With $500 million in potential dry powder, DMIIU could pursue a high-profile U.S.-based generics manufacturer, a contract development and manufacturing organization (CDMO), or a mRNA-focused vaccine facility. The deal structure will also allow the sponsors to tap into PIPE (private investment in public equity) capital if additional funding is needed post-merger.

Investor Sentiment: Cautiously Optimistic

While SPAC enthusiasm has waned from its 2021 peak, thematic SPACs tied to government priorities — especially national security, clean tech, and health resilience — are regaining attention. Analysts at Renaissance Capital note that deals “with credible management and clear alignment with industrial policy” tend to outperform their peers.

Drugs Made In America Acquisition II’s filing lands amid renewed pressure on pharmaceutical companies to regionalize their supply chains. The move could draw interest from institutional investors seeking exposure to national security-linked infrastructure plays.

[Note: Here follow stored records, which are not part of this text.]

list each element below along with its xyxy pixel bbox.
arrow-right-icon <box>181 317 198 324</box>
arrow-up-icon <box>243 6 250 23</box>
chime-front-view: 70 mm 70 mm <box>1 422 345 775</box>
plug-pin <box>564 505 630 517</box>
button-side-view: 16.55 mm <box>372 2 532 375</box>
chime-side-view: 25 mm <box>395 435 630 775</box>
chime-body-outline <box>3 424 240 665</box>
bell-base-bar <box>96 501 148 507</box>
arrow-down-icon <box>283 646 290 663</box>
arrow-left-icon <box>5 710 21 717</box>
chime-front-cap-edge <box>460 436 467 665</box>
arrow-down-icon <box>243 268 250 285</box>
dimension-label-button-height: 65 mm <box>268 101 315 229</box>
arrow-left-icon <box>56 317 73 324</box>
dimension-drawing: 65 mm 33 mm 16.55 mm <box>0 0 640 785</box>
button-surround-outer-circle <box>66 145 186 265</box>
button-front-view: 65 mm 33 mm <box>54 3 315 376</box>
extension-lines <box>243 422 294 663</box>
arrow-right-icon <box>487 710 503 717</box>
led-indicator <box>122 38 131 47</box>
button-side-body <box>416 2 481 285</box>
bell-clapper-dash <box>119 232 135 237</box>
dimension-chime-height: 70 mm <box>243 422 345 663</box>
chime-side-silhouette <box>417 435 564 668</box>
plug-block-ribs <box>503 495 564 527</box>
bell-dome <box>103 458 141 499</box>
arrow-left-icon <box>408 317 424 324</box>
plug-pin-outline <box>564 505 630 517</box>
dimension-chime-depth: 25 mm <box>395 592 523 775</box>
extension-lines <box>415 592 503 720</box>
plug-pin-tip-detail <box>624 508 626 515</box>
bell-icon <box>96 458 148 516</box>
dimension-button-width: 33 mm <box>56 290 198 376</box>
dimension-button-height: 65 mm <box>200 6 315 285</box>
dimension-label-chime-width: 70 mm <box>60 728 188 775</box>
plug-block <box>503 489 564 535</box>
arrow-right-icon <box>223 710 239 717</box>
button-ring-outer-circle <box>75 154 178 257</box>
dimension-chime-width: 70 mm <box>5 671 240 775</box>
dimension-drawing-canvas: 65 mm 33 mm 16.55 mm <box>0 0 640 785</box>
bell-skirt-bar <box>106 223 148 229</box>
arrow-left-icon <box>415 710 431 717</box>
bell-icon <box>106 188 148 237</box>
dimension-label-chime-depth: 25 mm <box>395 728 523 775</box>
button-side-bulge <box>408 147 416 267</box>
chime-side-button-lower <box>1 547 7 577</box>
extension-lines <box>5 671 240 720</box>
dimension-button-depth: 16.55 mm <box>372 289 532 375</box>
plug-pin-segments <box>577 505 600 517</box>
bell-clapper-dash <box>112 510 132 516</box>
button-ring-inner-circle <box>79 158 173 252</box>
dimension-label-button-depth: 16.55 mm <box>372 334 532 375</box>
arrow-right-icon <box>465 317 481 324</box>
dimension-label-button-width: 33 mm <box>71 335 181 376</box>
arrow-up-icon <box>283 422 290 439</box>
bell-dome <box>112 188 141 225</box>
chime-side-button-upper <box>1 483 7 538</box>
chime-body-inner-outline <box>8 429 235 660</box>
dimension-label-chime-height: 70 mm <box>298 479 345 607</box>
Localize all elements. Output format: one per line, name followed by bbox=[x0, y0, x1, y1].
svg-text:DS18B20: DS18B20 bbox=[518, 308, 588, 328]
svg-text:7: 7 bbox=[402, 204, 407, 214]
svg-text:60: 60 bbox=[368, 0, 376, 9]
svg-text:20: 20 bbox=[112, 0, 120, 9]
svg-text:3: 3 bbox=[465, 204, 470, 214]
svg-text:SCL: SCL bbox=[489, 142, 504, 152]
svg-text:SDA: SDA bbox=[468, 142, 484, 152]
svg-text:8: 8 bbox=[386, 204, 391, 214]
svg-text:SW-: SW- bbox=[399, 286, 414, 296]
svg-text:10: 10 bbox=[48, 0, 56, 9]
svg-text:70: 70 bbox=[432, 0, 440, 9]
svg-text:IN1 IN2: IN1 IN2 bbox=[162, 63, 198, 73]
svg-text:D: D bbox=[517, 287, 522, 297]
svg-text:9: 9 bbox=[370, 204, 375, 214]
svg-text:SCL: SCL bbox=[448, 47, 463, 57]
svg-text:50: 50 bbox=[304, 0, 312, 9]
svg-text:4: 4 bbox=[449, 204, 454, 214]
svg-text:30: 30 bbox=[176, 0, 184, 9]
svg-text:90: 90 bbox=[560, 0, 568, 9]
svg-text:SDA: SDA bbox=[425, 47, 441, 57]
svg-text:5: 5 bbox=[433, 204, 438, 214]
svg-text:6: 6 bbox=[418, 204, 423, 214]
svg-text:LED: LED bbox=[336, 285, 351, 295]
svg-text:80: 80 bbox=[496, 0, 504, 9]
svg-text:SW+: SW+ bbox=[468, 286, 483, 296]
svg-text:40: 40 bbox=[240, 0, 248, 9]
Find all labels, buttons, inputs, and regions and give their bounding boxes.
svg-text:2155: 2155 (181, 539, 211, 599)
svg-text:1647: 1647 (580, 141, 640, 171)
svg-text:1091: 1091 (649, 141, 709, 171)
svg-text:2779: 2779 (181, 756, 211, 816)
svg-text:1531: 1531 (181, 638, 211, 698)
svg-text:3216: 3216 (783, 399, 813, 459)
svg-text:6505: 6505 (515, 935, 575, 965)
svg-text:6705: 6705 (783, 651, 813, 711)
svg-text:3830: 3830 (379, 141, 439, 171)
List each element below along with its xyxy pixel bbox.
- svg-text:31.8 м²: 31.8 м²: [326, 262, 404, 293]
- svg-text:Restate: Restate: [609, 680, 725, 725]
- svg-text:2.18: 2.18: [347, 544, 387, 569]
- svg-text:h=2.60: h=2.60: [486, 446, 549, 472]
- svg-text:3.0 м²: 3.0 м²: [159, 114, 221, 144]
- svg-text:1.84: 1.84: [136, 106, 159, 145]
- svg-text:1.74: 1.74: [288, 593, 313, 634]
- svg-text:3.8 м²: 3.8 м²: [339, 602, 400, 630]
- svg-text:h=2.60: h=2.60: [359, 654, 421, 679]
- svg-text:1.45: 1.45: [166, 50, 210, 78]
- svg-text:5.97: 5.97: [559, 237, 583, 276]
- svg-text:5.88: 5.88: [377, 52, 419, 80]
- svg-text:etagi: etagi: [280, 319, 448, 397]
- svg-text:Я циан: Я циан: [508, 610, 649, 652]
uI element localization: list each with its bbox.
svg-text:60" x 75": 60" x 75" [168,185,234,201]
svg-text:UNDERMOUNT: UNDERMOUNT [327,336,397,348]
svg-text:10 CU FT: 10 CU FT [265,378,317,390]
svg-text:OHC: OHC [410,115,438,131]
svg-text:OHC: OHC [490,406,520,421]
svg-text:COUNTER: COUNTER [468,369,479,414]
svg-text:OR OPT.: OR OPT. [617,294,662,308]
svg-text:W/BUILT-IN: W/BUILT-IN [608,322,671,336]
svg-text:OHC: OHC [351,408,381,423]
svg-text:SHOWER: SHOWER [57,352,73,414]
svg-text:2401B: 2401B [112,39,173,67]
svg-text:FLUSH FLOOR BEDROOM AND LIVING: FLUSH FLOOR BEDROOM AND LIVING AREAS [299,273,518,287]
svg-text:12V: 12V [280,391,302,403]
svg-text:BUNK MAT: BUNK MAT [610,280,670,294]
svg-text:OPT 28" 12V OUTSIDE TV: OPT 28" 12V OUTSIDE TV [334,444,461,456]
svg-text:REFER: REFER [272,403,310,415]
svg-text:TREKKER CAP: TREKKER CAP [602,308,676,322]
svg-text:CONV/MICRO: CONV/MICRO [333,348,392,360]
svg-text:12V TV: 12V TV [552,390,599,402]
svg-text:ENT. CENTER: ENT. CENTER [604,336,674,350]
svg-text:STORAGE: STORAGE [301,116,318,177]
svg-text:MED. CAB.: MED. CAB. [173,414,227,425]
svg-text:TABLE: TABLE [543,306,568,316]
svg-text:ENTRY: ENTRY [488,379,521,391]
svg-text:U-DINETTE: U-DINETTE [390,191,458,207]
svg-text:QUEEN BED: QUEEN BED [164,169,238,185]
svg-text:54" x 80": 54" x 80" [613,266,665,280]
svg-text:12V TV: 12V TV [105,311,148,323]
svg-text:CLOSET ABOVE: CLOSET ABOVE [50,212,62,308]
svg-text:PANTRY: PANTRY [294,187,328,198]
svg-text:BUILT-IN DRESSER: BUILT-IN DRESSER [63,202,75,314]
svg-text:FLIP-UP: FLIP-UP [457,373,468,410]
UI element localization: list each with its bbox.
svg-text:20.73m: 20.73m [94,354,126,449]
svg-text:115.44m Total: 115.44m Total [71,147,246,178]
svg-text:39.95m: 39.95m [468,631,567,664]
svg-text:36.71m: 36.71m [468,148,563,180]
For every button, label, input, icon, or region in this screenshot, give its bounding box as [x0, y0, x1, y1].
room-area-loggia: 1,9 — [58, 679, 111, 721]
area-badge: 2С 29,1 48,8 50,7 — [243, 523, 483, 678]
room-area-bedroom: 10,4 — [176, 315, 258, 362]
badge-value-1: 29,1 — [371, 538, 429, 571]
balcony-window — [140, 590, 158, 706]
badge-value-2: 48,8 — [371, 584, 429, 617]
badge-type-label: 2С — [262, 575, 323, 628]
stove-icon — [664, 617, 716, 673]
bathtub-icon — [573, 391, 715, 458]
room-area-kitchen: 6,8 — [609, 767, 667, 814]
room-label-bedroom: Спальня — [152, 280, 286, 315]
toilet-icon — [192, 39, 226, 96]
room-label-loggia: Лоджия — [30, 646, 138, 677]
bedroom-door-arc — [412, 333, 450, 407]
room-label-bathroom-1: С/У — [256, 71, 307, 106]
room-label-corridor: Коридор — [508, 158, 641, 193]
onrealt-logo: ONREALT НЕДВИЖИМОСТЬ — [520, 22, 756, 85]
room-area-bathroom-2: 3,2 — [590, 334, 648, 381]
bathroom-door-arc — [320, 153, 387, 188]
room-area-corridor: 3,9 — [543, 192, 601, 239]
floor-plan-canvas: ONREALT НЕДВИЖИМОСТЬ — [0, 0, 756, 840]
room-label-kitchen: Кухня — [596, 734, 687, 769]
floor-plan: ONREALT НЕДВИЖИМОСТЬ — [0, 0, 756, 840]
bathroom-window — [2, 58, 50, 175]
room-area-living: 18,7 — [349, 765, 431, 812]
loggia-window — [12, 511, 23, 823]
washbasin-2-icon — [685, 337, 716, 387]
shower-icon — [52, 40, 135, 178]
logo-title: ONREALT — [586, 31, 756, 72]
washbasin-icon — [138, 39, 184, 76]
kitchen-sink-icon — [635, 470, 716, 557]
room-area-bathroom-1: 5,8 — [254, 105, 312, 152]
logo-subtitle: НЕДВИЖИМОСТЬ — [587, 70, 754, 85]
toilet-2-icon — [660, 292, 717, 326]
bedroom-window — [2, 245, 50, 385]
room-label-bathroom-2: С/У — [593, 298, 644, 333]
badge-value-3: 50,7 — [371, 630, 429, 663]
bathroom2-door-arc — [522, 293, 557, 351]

Bottom Line: Policy Meets Capital

In an environment where Wall Street capital increasingly chases Washington policy, Drugs Made In America Acquisition II represents a convergence of financial innovation and public health resilience.

If successful, this SPAC could become a cornerstone in reshaping America’s pharmaceutical backbone — and investors will be watching closely as the unit begins trading under DMIIU.